California grants an automatic six month extension beyond the return due date to file Form 565. A return filed after the extended due date is treated as delinquent, with penalties computed from the original due date.

Important: An extension to file is not an extension to pay. Tax is due on or before the original due date regardless of an extension to file.

To avoid penalties, the limited partnership must pay the annual tax by the original return due date. The limited partnership should submit Form 3538, Payment Voucher for Automatic Extension for Limited Partnerships, LLPs and REMICs with their payment.

Does California treat small partnerships the same way as federal?

No, California does not conform to the federal small partnership provisions. The federal provisions allow partnerships with 10 or fewer partners (all partners must be domestic, individual partners) to avoid being treated as a partnership for tax purposes. As a result, these partnerships do not file federal partnership returns and are not subject to federal return filing penalties.

For California, these partnerships are treated like all other partnerships and must file partnership returns.
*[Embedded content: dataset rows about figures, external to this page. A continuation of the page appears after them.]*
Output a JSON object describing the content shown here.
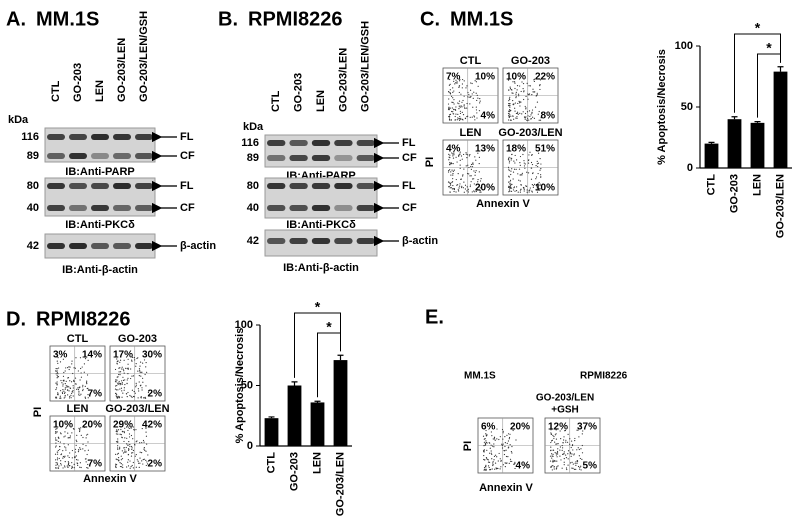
{
  "panels": {
    "a": {
      "label": "A.",
      "title": "MM.1S",
      "kda": "kDa",
      "lanes": [
        "CTL",
        "GO-203",
        "LEN",
        "GO-203/LEN",
        "GO-203/LEN/GSH"
      ],
      "blots": [
        {
          "markers": [
            "116",
            "89"
          ],
          "arrows": [
            "FL",
            "CF"
          ],
          "caption": "IB:Anti-PARP"
        },
        {
          "markers": [
            "80",
            "40"
          ],
          "arrows": [
            "FL",
            "CF"
          ],
          "caption": "IB:Anti-PKCδ"
        },
        {
          "markers": [
            "42"
          ],
          "arrows": [
            "β-actin"
          ],
          "caption": "IB:Anti-β-actin"
        }
      ]
    },
    "b": {
      "label": "B.",
      "title": "RPMI8226",
      "kda": "kDa",
      "lanes": [
        "CTL",
        "GO-203",
        "LEN",
        "GO-203/LEN",
        "GO-203/LEN/GSH"
      ],
      "blots": [
        {
          "markers": [
            "116",
            "89"
          ],
          "arrows": [
            "FL",
            "CF"
          ],
          "caption": "IB:Anti-PARP"
        },
        {
          "markers": [
            "80",
            "40"
          ],
          "arrows": [
            "FL",
            "CF"
          ],
          "caption": "IB:Anti-PKCδ"
        },
        {
          "markers": [
            "42"
          ],
          "arrows": [
            "β-actin"
          ],
          "caption": "IB:Anti-β-actin"
        }
      ]
    },
    "c": {
      "label": "C.",
      "title": "MM.1S",
      "y_label": "PI",
      "x_label": "Annexin V",
      "plots": [
        {
          "name": "CTL",
          "quadrants": [
            "7%",
            "10%",
            "4%"
          ]
        },
        {
          "name": "GO-203",
          "quadrants": [
            "10%",
            "22%",
            "8%"
          ]
        },
        {
          "name": "LEN",
          "quadrants": [
            "4%",
            "13%",
            "20%"
          ]
        },
        {
          "name": "GO-203/LEN",
          "quadrants": [
            "18%",
            "51%",
            "10%"
          ]
        }
      ]
    },
    "d": {
      "label": "D.",
      "title": "RPMI8226",
      "y_label": "PI",
      "x_label": "Annexin V",
      "plots": [
        {
          "name": "CTL",
          "quadrants": [
            "3%",
            "14%",
            "7%"
          ]
        },
        {
          "name": "GO-203",
          "quadrants": [
            "17%",
            "30%",
            "2%"
          ]
        },
        {
          "name": "LEN",
          "quadrants": [
            "10%",
            "20%",
            "7%"
          ]
        },
        {
          "name": "GO-203/LEN",
          "quadrants": [
            "29%",
            "42%",
            "2%"
          ]
        }
      ]
    },
    "e": {
      "label": "E.",
      "cells": [
        "MM.1S",
        "RPMI8226"
      ],
      "treatment": [
        "GO-203/LEN",
        "+GSH"
      ],
      "y_label": "PI",
      "x_label": "Annexin V",
      "plots": [
        {
          "quadrants": [
            "6%",
            "20%",
            "4%"
          ]
        },
        {
          "quadrants": [
            "12%",
            "37%",
            "5%"
          ]
        }
      ]
    }
  },
  "chart_data": [
    {
      "type": "bar",
      "categories": [
        "CTL",
        "GO-203",
        "LEN",
        "GO-203/LEN"
      ],
      "values": [
        20,
        40,
        37,
        79
      ],
      "errors": [
        1,
        2,
        1,
        4
      ],
      "color": "#000000",
      "ylim": [
        0,
        100
      ],
      "yticks": [
        0,
        50,
        100
      ],
      "y_label": "% Apoptosis/Necrosis",
      "annotations": [
        "*",
        "*"
      ]
    },
    {
      "type": "bar",
      "categories": [
        "CTL",
        "GO-203",
        "LEN",
        "GO-203/LEN"
      ],
      "values": [
        23,
        50,
        36,
        71
      ],
      "errors": [
        1,
        3,
        1,
        4
      ],
      "color": "#000000",
      "ylim": [
        0,
        100
      ],
      "yticks": [
        0,
        50,
        100
      ],
      "y_label": "% Apoptosis/Necrosis",
      "annotations": [
        "*",
        "*"
      ]
    }
  ]
}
They are subject to all California partnership penalties.

What is the Limited Partnership Annual Tax?

The limited partnership annual tax is $800. To be subject to the tax, the limited partnership must for at least one day during the year be:

  • Doing business in California, and/or
  • Registered with the California Secretary of State,

Doing Business: Actively engaging in any transaction for the purpose of financial gain or profit.

The annual tax must be paid by the original return due date of the partnership return.

What is an Investment Club?

Certain partnerships are allowed to make an election to be excluded from the partnership provisions. These partnerships are often referred to as “investment clubs” because, in order to qualify, they generally have investment activities. They cannot operate a trade or business.

Note: Investment clubs and investment partnerships are not the same. For more information about investment partnerships, view instructions for form 565.

Limited partnership annual tax: Limited partnerships may qualify and make an election under the investment club provisions. However, such an election does not exempt them from the limited partnership annual tax.

Limited partnerships must still file California returns for tax years after making the election. However, they only need to complete the entity information and pay any amounts due.